January 20, 1911.
Before W.B. GRUBER, Special Judge, Spartanburg, July, 1910. Reversed.
Indictment against Elias Rookard for unlawfully keeping in possession liquors. Defendant appeals from sentence.
Messrs. Nichols Nichols and S.M. Wetmore, for appellant.
Solicitor J.C. Otts, contra, cites: Keeping liquors in possession is contrary to statute: 39 S.C. 151; 24 S.C. 593.
January 20, 1911. The opinion of the Court was delivered by
The defendant was convicted and sentenced under the following count of an indictment charging violations of the liquor law of the State. "That on the 11th of January, in the year 1910, Elias Rookard, in the county and State aforesaid, did wilfully and unlawfully receive and accept for unlawful use, and did store and keep in his possession, certain spirituous, malt, vinous, or fermented, brewed or other liquors, to wit: alcoholic or intoxicating liquors, which contained alcohol and are used as a beverage, against the form of the statute in such cases made and provided."

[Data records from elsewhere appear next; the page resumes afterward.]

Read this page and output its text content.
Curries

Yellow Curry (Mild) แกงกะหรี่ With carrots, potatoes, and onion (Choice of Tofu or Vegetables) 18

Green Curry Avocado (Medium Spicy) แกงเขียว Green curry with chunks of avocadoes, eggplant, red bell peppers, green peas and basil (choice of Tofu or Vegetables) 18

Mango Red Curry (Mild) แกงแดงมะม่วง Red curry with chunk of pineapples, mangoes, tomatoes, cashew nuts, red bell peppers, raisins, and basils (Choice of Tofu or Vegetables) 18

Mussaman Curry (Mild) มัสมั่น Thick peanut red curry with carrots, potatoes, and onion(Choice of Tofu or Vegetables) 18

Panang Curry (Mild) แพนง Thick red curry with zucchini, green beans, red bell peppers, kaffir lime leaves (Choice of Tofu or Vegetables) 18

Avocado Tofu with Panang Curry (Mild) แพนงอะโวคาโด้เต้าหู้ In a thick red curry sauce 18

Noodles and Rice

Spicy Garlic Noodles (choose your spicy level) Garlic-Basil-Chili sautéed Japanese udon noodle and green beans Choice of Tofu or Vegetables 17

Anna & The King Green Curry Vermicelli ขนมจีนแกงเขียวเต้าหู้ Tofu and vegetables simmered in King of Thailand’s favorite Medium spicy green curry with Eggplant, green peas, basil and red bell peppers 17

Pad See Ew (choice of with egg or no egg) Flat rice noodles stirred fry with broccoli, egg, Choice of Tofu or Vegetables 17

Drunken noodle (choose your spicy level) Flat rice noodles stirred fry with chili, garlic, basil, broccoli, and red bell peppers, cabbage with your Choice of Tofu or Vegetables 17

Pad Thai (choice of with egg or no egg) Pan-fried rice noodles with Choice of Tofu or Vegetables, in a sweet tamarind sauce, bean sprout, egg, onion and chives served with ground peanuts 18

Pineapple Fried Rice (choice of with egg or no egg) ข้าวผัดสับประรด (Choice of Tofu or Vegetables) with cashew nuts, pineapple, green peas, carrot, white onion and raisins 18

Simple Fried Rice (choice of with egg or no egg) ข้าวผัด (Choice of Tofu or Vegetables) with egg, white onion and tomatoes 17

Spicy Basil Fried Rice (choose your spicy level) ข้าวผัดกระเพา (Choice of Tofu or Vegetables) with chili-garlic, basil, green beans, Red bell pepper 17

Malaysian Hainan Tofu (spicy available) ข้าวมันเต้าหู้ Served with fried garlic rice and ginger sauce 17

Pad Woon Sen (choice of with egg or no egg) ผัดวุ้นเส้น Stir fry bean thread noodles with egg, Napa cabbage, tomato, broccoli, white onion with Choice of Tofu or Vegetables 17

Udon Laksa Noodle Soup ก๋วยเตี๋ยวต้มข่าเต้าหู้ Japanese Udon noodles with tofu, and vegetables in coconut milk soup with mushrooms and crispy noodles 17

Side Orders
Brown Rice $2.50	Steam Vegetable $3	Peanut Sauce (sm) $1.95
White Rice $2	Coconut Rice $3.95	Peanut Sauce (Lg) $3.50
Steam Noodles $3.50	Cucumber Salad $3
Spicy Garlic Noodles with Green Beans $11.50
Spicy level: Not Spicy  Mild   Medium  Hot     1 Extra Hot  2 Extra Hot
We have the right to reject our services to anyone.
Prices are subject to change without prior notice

The indictment was drawn under the first section of the Act of 1909 (26 Stat., 60), which provides: "That it shall be unlawful for any person, firm, corporation or association within this State to manufacture, sell, barter, exchange, receive, accept, give away to induce trade, deliver, store, keep in possession in this State, furnish at public places or otherwise dispose of any spirituous, malt, vinous, fermented, brewed or other liquors and beverages, or any compound or mixture thereof which contains alcohol and is used as a beverage, and which if drunk to excess will produce intoxication, except as hereinafter provided."

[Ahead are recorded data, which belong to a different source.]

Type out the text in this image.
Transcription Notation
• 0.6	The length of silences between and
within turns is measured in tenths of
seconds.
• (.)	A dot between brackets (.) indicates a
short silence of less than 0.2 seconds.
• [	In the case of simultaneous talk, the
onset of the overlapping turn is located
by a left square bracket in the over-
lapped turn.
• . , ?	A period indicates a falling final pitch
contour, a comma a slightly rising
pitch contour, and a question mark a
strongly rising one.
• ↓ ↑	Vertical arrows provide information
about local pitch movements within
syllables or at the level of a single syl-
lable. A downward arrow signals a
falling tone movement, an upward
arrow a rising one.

The appellant raises no question as to the constitutionality of the statute, but contends that the Circuit Judge erred in his construction of the statute when he charged the jury in effect as follows: That the statute makes the mere keeping in possession of liquor by a private individual a criminal offense; and that, therefore, the jury should convict if they found that the defendant had liquor in his possession, even if they should find that he had not unlawfully received nor accepted it and had not kept it in possession for an unlawful use.
The question therefore is whether the Circuit Judge was right in holding the Act of 1909 to prohibit and make criminal the keeping in possession of liquor in this State under all circumstances, without regard to the manner of acquiring possession or the purpose for which the liquor is kept. It seems clear that the statute cannot be so construed. Such a construction would make the act self-destructive; for other sections of this act, as well as portions of the Dispensary statute of 1907, recognized by this statute as still in force, provide for the sale of liquor by county dispensaries; and certainly a legal sale and purchase carries the right to the purchaser to keep in his possession the liquor he has purchased, provided he does not apply it to an unlawful use. In addition to this, one may lawfully keep in his possession liquor purchased for personal use under the protection of the interstate commerce clause of the Federal Constitution. An attempt by the General Assembly to interfere with this right would be futile, and the presumption is very strong against the legislative intention to make such an attempt. Indeed the right to keep in possession liquor so purchased is expressly recognized in section 28 of the Dispensary Act of 1907, which has not been repealed. It follows that the provision of the Act of 1909, making it unlawful "to keep in possession in this State" intoxicating liquors "except as hereinafter provided," means that it should be a misdemeanor to keep in possession liquor which had been unlawfully obtained, that is, obtained in a manner not recognized as lawful by that act or the unrepealed provision of the Act of 1907, or to keep in possession for sale or some other use forbidden by the statute liquor lawfully obtained.
It is the judgment of this Court that the judgment of the Circuit Court be reversed and the cause be remanded to that Court for a new trial.